Supreme Court: Standard of proof in Motor Accident Claims is one of Preponderance of probabilities

Approach of Art.136 Cannot Be Adopted While Deciding Petitions by The High Court Under Art.227: SC

An appeal was filed before the Supreme Court against Rajasthan High Court judgement rejecting the claim petition by setting aside the tribunal order and allowing it.

Here in this, the car was collided with a truck in a very high speed which results in a death of Sandeep Sharma who was travelling with Sanjeev Kapoor, driver & owner of the car at the time of accident. The Sharma’s dependents has filed a claim petition for rash & negligent driving of Sanjeev Kapoor. The Tribunal has allowed the claim upon the statement of eyewitness Ritesh Pandey.

Hence, the appeal was filed before the Rajasthan High Court and the Court has dismissed the claim petition and set aside the Tribunal’s Award. Also, the High Court remarked that;

1. The eye-witness, Ritesh Pandey (AW3) had failed to report the accident to the jurisdictional police and he was apparently introduced by the claimants only to seek compensation.

2. The FIR had been lodged by the owner-cum-driver, Sanjeev Kapoor, who would not have done so had he been at fault or driving rashly.

3. the assertion of Ritish Pandey (AW3) that he took the injured to hospital was not proved from the record of the Government Hospital, Ghazipur which revealed that Sandeep Sharma was brought to the hospital by Sub-Inspector Shah Mohammed.

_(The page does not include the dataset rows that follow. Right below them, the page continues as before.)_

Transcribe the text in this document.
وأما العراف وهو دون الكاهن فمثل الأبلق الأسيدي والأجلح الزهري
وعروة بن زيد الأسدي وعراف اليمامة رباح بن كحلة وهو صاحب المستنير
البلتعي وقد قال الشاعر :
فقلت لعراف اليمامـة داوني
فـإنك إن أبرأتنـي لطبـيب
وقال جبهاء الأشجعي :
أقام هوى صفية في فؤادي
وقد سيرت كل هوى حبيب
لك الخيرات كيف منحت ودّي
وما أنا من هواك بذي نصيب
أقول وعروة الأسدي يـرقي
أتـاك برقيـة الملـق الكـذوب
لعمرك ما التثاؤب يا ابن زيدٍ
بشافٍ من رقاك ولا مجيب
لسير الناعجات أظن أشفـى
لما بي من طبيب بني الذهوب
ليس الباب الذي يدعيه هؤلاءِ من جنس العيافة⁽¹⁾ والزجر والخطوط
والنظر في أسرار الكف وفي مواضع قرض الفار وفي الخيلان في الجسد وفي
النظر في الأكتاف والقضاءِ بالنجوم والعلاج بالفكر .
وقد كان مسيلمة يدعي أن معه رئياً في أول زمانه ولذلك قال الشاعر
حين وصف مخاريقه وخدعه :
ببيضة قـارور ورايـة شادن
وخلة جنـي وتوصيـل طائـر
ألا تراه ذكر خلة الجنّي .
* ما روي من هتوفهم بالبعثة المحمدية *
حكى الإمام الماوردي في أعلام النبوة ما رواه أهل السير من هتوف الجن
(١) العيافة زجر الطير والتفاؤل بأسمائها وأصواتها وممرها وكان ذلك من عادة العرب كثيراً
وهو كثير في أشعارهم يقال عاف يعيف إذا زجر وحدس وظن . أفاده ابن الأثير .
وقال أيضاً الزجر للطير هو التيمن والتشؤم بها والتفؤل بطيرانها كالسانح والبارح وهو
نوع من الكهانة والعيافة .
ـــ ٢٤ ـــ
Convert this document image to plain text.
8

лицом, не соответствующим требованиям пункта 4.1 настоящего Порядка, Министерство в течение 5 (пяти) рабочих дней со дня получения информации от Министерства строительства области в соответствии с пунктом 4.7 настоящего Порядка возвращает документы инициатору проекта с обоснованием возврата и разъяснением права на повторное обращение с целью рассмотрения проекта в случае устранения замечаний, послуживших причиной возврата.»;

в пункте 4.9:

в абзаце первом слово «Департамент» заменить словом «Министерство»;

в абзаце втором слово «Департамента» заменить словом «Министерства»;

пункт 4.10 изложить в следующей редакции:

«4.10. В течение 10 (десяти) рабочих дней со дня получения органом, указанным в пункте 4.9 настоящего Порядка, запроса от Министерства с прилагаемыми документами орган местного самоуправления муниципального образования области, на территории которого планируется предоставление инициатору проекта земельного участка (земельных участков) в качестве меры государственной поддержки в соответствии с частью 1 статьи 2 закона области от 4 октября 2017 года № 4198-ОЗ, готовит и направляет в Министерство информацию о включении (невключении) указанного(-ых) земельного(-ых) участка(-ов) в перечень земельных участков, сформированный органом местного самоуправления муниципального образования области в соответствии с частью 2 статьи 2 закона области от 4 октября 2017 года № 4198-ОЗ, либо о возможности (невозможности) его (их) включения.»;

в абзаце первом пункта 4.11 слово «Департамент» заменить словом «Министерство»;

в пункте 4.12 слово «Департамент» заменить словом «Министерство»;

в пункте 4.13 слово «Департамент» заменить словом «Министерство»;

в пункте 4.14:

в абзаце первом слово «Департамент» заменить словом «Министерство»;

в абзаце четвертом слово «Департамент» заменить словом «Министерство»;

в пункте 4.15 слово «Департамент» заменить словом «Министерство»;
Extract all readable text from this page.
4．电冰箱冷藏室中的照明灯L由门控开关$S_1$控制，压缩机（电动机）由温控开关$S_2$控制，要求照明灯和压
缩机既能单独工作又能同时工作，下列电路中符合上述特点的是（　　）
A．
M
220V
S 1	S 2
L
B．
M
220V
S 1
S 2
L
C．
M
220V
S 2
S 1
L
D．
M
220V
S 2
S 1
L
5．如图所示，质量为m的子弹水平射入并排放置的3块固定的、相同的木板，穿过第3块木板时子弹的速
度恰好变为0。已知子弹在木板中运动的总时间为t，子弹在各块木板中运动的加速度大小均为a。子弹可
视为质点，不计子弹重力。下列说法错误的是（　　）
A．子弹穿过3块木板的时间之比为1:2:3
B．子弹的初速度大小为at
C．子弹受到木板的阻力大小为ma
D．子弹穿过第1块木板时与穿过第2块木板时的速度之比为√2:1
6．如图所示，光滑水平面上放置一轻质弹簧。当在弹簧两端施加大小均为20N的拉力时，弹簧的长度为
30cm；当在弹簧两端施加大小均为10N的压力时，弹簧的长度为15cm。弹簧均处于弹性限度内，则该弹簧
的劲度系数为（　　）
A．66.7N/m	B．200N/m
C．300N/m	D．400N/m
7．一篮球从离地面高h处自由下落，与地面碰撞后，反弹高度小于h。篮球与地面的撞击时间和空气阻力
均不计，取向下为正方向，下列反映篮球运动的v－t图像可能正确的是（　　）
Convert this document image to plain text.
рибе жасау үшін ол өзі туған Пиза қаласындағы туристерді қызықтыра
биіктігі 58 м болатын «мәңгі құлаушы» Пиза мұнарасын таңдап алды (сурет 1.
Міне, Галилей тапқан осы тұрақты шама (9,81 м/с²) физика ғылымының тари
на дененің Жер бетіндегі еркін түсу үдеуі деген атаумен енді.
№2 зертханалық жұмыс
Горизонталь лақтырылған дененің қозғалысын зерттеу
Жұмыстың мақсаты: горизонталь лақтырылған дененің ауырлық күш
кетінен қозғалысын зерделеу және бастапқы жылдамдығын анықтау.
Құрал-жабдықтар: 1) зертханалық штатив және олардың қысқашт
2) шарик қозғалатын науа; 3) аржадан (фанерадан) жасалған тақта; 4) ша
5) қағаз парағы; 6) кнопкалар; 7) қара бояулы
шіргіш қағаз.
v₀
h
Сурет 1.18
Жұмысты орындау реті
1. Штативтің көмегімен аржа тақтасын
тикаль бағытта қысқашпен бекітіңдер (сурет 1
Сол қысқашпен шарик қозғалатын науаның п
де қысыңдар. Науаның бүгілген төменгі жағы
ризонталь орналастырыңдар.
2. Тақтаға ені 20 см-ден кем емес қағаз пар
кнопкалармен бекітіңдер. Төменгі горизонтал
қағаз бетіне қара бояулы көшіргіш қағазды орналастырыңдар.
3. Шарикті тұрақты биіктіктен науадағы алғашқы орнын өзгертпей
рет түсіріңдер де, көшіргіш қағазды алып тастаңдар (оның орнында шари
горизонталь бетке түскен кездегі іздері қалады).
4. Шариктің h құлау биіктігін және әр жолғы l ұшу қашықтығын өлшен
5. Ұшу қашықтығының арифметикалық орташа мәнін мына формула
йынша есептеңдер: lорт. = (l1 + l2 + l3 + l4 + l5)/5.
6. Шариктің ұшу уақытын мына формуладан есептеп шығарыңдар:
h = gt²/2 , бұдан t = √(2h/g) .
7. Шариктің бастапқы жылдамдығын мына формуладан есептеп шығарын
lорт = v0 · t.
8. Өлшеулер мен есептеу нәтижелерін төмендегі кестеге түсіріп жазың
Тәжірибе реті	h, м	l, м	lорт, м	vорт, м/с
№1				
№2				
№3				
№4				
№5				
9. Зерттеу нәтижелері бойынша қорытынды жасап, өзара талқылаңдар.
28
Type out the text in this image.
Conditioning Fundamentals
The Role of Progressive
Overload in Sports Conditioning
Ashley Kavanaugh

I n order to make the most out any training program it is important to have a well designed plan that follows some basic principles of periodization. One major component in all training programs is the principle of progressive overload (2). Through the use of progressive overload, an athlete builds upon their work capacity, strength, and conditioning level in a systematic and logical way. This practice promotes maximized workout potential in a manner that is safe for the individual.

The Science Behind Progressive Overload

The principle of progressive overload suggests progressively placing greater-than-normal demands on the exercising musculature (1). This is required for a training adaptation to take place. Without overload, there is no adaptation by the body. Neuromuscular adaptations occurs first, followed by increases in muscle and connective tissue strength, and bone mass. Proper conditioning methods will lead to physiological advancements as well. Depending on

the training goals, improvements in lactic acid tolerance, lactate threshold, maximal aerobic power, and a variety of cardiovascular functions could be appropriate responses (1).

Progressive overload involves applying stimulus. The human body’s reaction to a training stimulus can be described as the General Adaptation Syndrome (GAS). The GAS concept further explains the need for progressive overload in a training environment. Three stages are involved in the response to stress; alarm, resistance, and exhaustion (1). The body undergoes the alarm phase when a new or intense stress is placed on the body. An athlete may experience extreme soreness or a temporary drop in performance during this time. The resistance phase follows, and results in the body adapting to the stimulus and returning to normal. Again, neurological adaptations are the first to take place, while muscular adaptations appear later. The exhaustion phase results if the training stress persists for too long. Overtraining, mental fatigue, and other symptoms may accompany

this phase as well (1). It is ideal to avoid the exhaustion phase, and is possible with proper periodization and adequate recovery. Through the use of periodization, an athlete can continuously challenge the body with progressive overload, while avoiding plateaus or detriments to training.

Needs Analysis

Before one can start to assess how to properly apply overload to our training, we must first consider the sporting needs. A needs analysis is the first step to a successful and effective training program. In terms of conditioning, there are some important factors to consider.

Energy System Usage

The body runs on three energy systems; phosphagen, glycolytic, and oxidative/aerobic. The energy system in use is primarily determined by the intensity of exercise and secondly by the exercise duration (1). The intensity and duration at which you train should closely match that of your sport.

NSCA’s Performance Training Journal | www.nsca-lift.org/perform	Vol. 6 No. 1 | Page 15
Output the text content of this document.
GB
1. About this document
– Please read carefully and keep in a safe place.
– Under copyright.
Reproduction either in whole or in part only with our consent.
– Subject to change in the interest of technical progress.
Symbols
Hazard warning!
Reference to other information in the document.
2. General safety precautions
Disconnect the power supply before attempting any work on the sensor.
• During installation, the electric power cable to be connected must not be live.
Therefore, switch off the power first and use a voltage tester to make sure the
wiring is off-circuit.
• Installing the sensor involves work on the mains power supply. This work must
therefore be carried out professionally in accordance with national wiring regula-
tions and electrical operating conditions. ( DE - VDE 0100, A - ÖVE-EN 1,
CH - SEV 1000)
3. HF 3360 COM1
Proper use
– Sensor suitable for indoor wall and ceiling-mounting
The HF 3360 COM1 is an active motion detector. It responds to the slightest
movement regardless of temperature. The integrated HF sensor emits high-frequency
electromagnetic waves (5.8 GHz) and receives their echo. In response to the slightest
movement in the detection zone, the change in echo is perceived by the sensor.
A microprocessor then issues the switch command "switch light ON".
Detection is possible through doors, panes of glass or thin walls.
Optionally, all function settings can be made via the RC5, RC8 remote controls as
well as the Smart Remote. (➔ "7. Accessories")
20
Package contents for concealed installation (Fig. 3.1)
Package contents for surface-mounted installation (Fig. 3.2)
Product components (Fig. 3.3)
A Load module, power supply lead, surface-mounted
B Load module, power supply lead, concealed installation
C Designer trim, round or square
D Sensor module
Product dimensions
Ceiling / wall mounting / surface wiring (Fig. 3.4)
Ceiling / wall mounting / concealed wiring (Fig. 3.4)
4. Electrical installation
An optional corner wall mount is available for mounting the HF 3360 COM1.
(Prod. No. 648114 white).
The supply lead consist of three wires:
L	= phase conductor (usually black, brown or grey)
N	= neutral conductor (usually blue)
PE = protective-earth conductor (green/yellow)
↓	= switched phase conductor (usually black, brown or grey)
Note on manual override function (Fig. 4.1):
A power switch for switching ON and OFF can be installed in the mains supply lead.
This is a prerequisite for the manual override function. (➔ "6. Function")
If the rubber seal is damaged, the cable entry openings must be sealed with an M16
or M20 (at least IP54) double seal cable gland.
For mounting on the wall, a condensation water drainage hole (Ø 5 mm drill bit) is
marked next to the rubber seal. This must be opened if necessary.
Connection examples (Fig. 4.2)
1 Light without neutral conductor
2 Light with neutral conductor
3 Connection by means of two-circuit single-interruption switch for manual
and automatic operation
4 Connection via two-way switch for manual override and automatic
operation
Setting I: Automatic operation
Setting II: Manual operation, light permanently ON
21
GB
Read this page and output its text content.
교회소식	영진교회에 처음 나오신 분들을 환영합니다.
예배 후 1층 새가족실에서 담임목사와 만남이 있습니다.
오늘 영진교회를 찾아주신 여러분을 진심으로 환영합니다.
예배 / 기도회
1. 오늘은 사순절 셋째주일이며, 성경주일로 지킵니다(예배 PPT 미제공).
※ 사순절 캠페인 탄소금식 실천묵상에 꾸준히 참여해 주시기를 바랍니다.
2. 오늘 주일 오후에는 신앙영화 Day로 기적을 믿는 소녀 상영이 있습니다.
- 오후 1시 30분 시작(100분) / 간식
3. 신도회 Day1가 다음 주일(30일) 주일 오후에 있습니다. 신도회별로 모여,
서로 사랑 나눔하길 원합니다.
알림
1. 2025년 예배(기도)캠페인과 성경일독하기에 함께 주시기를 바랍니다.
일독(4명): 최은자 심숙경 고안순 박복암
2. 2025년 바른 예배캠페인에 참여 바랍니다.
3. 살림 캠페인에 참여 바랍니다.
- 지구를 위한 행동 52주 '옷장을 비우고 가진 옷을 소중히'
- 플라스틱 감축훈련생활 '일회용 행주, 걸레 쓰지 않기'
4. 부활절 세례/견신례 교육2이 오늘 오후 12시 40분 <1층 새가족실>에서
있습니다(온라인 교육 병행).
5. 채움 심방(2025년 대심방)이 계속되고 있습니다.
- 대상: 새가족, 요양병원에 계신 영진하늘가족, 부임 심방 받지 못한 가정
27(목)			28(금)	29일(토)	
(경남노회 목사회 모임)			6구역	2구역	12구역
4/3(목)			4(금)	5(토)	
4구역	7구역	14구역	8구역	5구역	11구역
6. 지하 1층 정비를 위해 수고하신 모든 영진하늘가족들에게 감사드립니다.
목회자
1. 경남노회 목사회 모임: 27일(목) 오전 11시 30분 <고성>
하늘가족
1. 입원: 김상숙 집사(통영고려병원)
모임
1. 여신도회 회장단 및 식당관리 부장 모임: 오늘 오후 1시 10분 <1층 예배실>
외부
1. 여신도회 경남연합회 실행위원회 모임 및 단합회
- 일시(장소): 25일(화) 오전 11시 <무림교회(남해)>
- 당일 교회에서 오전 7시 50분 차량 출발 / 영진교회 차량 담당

Thereupon, the Sharma’s dependants moved to Supreme Court and the apex court has observed that the standard of proof in Motor Accident Claim cases is one of preponderance of probabilities, rather than beyond reasonable doubt.

While allowing the appeal, the Two-Judge bench of Justice Surya Kant & Justice Anirudha Bose has observed that “One needs to be mindful that the approach and role of Courts while examining evidence in accident claim cases ought not to be to find fault with non-examination of some best eye-witnesses, as may happen in a criminal trial; but, instead should be only to analyse the material placed on record by the parties to ascertain whether the claimant’s version is more likely that not true.”

Considering the Evidence on record, the bench emphasized that the failure of the respondents to cross examine the solitary eyewitness or confront him with their version, despite adequate opportunity, must lead to an inference of tacit admission on their part.

“…………….if owner-cum-driver were setting up a defense plea that the accident was result of not his but the truck driver’s carelessness or rashness, then the onus was on him to step into the witness box and explain as to how the accident had taken place. The fact that Sanjeev Kapoor chose not to depose in support of what he has pleaded in his written statement, further suggests that he was himself at fault. The High Court, therefore, ought not to have shifted the burden of proof;” the bench remarked.